I have been trawling my net widely, from early accounts of the Welsh variants of pre-industrial ball-games known as 'cnappan’ and 'bando’, to moments when there has been a Cymric equivalent of Newbolt’s 'there’s a deathly hush in the Close tonight.’ But in truth my model has been less Eng Lit notions of the conventional anthology than the annual series of The Best American Sports Writing. Americans have the inestimable advantage of an apparently infinite diversity of dedicated but literate sports magazines and even those with serious ambitions and readers have always taken sports writing equally seriously. A complex of social, cultural and historical factors means that our leading Welsh writers have never enthusiastically managed to embrace sport as a part of their creative landscape (Pontypridd’s incomparable Alun Richards is a notable exception) in the way that giants like Roth, Malamud and De Lillo have done, but the more digging I have done I have discovered that in truth the likes of Gwyn Jones, Emyr Humphreys, Ron Berry and Dannie Abse have not been far behind.

I’m not looking for the big games, though some of these will feature – perhaps with an unfamiliar twist like the New Zealander Lloyd Jones’ rich prose-poem on the 1905 All Blacks’ tour. I am more interested in a revelatory piece of dialogue, like a crucial line from a film or a book, a scene or an insight that gives both writer and reader a better understanding for the subject.

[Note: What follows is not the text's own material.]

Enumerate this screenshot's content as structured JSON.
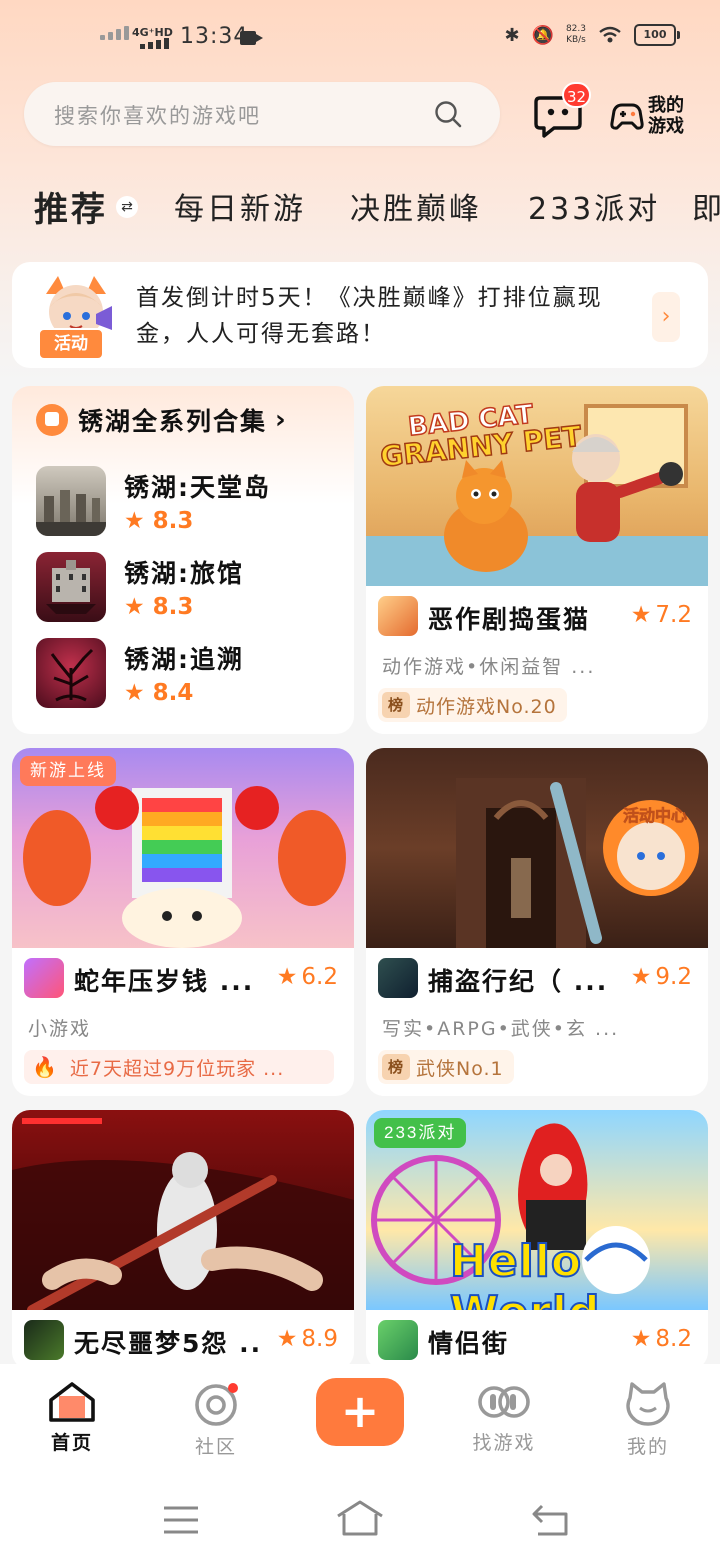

Like the celebrated exchange between Joe DiMaggio and Marilyn Monroe in Gay Talese’s piece for Esquire where Marilyn, just back from entertaining the troops in Korea, tells her husband 'Joe, you never heard such cheering’ and DiMaggio replies, 'Yes, I have.’ Reading Talese’s piece now is as exciting as it was the first time I came across it. The best literature, like the best history writing, always stands up that way. I’m hoping to show there are equivalents in writing about Welsh sport. I think Hugh McIlvanney does it in talking to and about Merthyr’s boxing fraternity; so does John Morgan in pursuing his belief that Welsh rugby is a metaphor for the national condition.

Working on this anthology has confirmed my long-held impression that sports writing brings out the very best in talented writers whether they are professional sportswriters or not. And it sometimes raises ticklish moral issues. Even with celebrated American precedents in mind, from Jack London and Ring Lardner, via Hemingway and Nelson Algren, to Mailer and Joyce Carol Oates, a poet like Merthyr’s Leslie Norris, a novelist like Alexander Cordell, and a journalist like McIlvanney set the literary bar so high in writing about Welsh boxers that I almost felt the quality of the writing justified the brutality of the sport.

It has also entailed making sometimes serendipitous discoveries. I was delighted to be directed by the Library of Wales series editor Dai Smith, working on his biography of Raymond Williams, to explore the possibilities of what proved to be a gem of an unpublished short story by our foremost cultural critic. I was gratified too to discover that two of the University of Glamorgan’s own poets, Sheenagh Pugh and Tony Curtis, have penned wry poems on snooker and golf, an activity on which Wales’ first National Poet Gwyneth Lewis has also written. For I certainly intend thinking outside the (masculine) penalty box of rugby, soccer and pugilism to include racing of the human, two-wheeled, four-legged and feathery kind. Doesn’t Idris Davies, the poet of Rhymney and the Depression, urge Dai to 'send out his homing pigeons’?

In sum, the best sports writing is sometimes just good writing that happens to be about sport. Researching possible inclusions for this anthology has forced me back to reading long forgotten prose and poetry, even pieces in unlikely sources like the Welsh History Review, and for that I am grateful. I hope readers will be too when Sport: A Literary Anthology is published by Parthian Press later this year, to coincide nicely with my new level 2 module, Wales: Sport, Culture and Identity 1700-2000.